Addressing gender inequality, harmful gender norms and gender-based violence

There are a number of recommended interventions to address gender inequality, harmful gender norms and gender-based violence, including through review and reform of laws and policies as well as strengthening access to justice and law enforcement. Examples of interventions may include:

  • Awareness-raising and sensitization programmes with young people to reduce gender inequality, raise awareness about different gender identities and reduce gender-based violence
  • Dialogue, awareness-raising and sensitization programmes with religious leaders, traditional leaders and community members on harmful practices that put women, girls and other gender identities at risk of HIV exposure
  • Law review and reform to strengthen gender equality in law and to eliminate gender-based violence and discrimination
  • Legal literacy (“Know Your Rights”) campaigns to educate women, young girls and other vulnerable and key populations of their legal rights and avenues for redress for human rights violations
  • Legal support services to support access to redress for discrimination and human rights violations on the basis of a person’s sex, gender, sexual orientation or gender identity, and
  • Working with law enforcers to address gender-based violence, including sexual violence, in the harassment and abuse of key populations such as sex workers and transgender persons.

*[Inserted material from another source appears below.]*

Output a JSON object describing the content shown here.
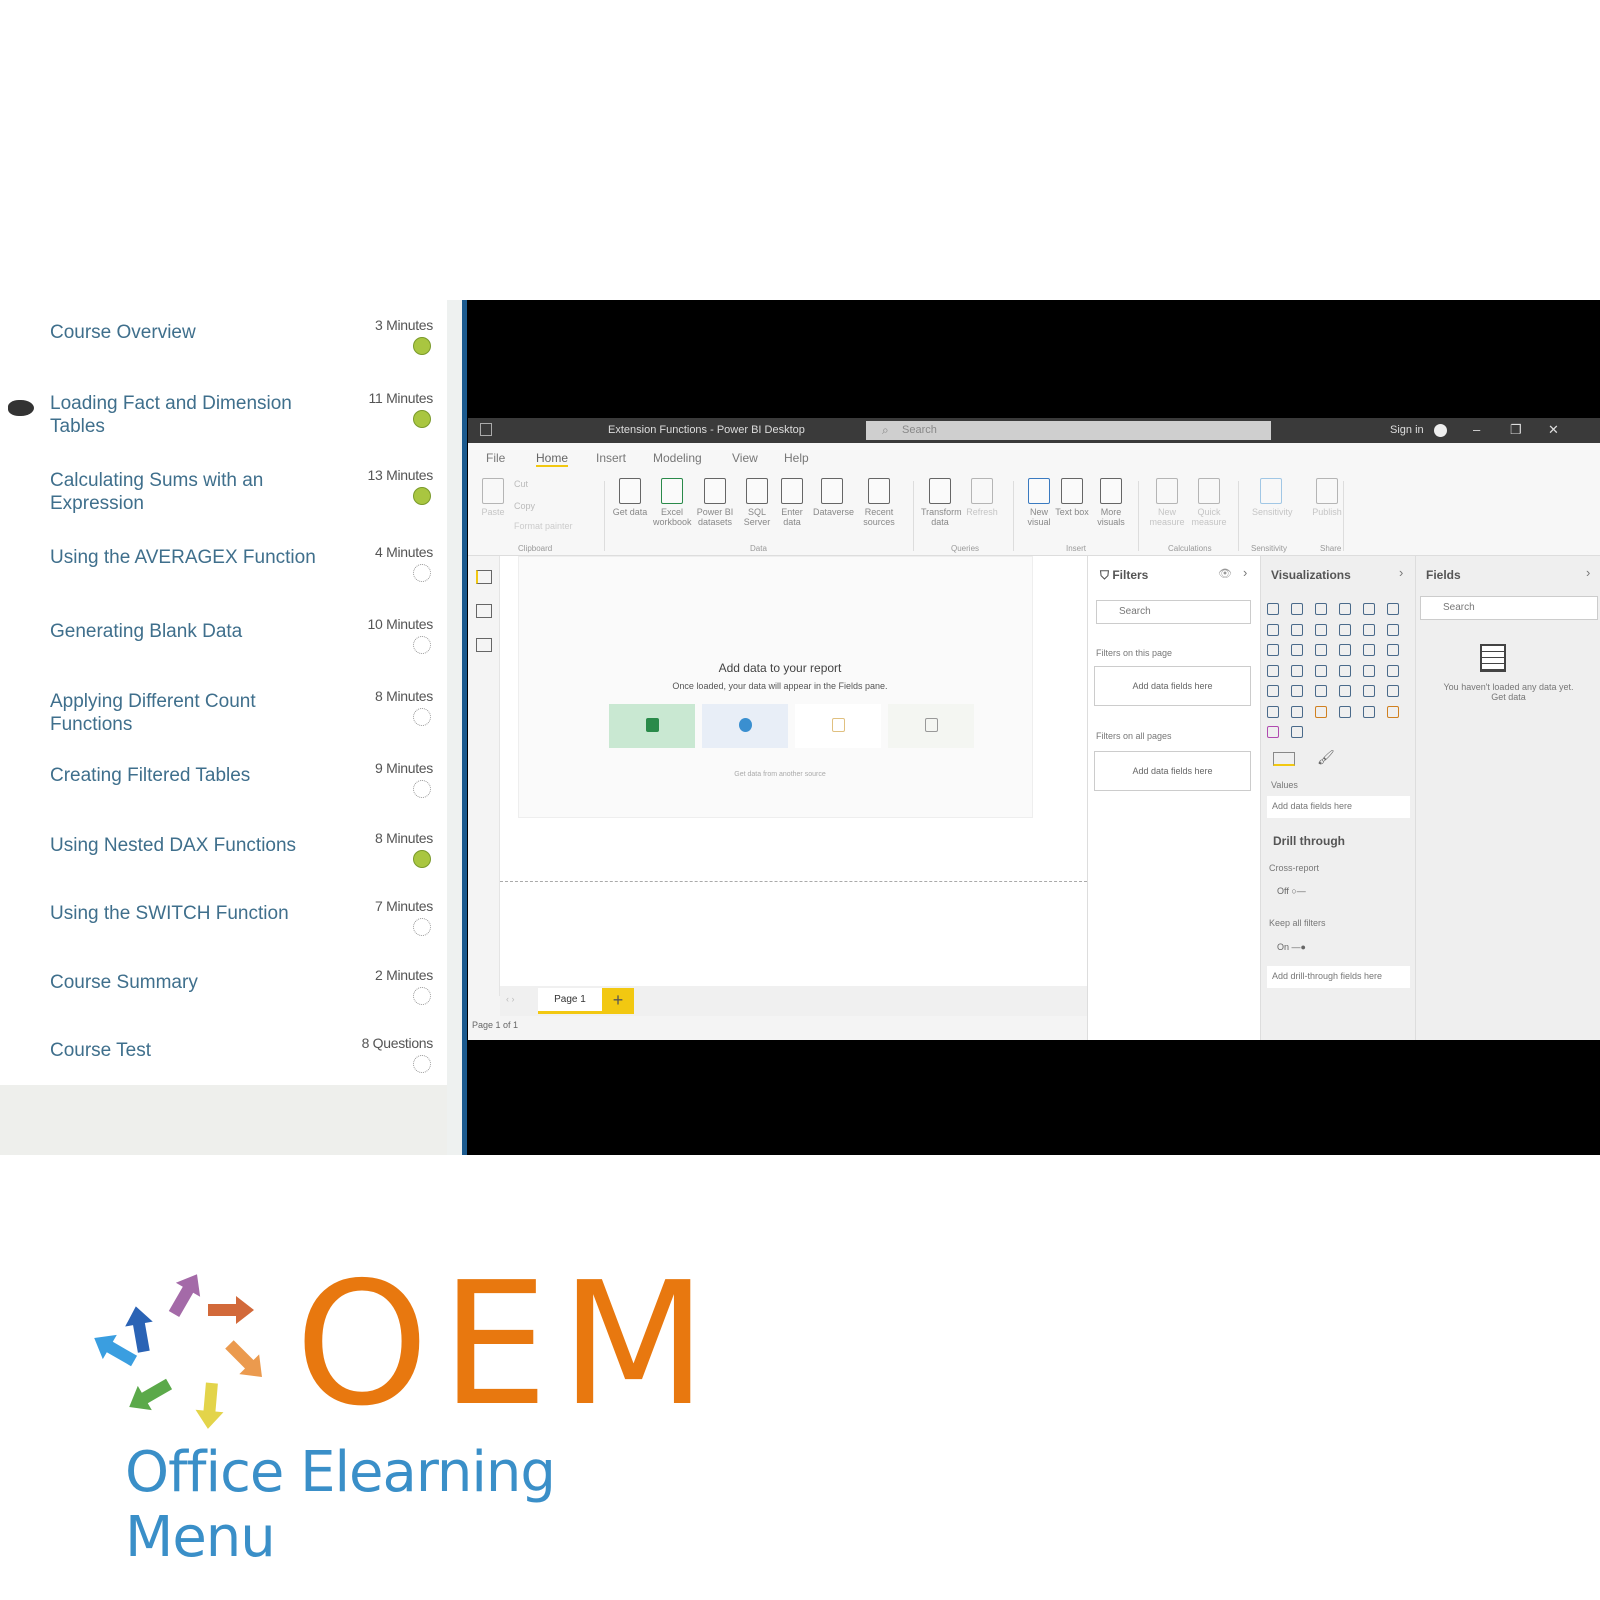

For specific guidance and tools for Adolescent Girls and Young Women please visit this page;

Case Study: Training health workers and legal literacy to strengthen women’s health rights

In Nepal, a toolkit to empower women to protect their rights in healthcare settings has been rolled out, covering know your rights, how to access justice if rights are violated and how to improve transparency and accountability of health care providers.

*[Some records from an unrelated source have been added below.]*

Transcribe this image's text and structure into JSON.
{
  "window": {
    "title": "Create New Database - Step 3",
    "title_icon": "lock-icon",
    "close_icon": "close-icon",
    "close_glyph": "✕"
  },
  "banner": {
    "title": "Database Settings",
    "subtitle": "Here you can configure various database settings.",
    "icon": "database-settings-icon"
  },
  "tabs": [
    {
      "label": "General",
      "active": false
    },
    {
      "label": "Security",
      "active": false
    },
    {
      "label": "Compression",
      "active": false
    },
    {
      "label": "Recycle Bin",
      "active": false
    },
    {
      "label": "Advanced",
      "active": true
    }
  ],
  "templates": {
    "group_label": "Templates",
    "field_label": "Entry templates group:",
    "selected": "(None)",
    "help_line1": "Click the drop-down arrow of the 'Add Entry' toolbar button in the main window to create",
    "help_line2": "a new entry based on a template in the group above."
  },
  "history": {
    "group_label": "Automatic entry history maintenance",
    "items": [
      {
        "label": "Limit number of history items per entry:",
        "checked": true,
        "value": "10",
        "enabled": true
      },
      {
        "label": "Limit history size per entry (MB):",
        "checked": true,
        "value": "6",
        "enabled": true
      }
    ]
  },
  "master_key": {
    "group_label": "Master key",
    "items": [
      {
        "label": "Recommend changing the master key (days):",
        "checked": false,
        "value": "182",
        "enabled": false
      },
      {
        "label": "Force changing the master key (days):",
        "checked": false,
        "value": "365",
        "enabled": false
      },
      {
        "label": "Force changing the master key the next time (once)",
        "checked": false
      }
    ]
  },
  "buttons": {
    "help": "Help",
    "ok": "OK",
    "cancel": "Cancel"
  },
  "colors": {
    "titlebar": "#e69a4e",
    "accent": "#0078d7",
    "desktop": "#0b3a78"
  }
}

Review of Country Progress in Addressing Legal and Policy Barriers to Universal Access to HIV services in Asia and the Pacific

In Afghanistan, UNDP, as co-Principal Recipient of Global Fund grants for TB and building resilient and sustainable health systems, is supporting six non-governmental organisations to train women to become community health nurses. Women in Afghanistan struggle to access health care, since they must be seen by a female practitioner and be accompanied by a male family member - doubling travel costs and contributing to health inequity. With an increase in the number of female nurses available, Afghan women will have expanded access to health services, especially in rural areas. However, the development benefits go beyond health, also contributing to women’s empowerment and livelihoods in a country with very high female illiteracy and few education and employment opportunities for women.

Case Study: Training health workers to respond to gender-based violence

In South Sudan, in its role as Global Fund Principal Recipient, UNDP supports a program to train health care workers to respond to GBV, and refer survivors to a range of appropriate services. In light of the clear links between GBV and HIV vulnerability, the provision of co-located psycho-social and legal referral services for women are a great example of the integrated service provision necessary to address critical enablers that drive the spread of HIV.

In addition, the program supports a number of behavioural change communication initiatives aimed at preventing GBV and supporting the use of GBV services, using the popular medium of radio. These messages are translated into multiple languages, including those spoken by internally displaced populations, and are aimed at removing the stigma and gender inequality that drives the HIV epidemic and often prevents survivors of GBV victims from accessing key HIV-related prevention services.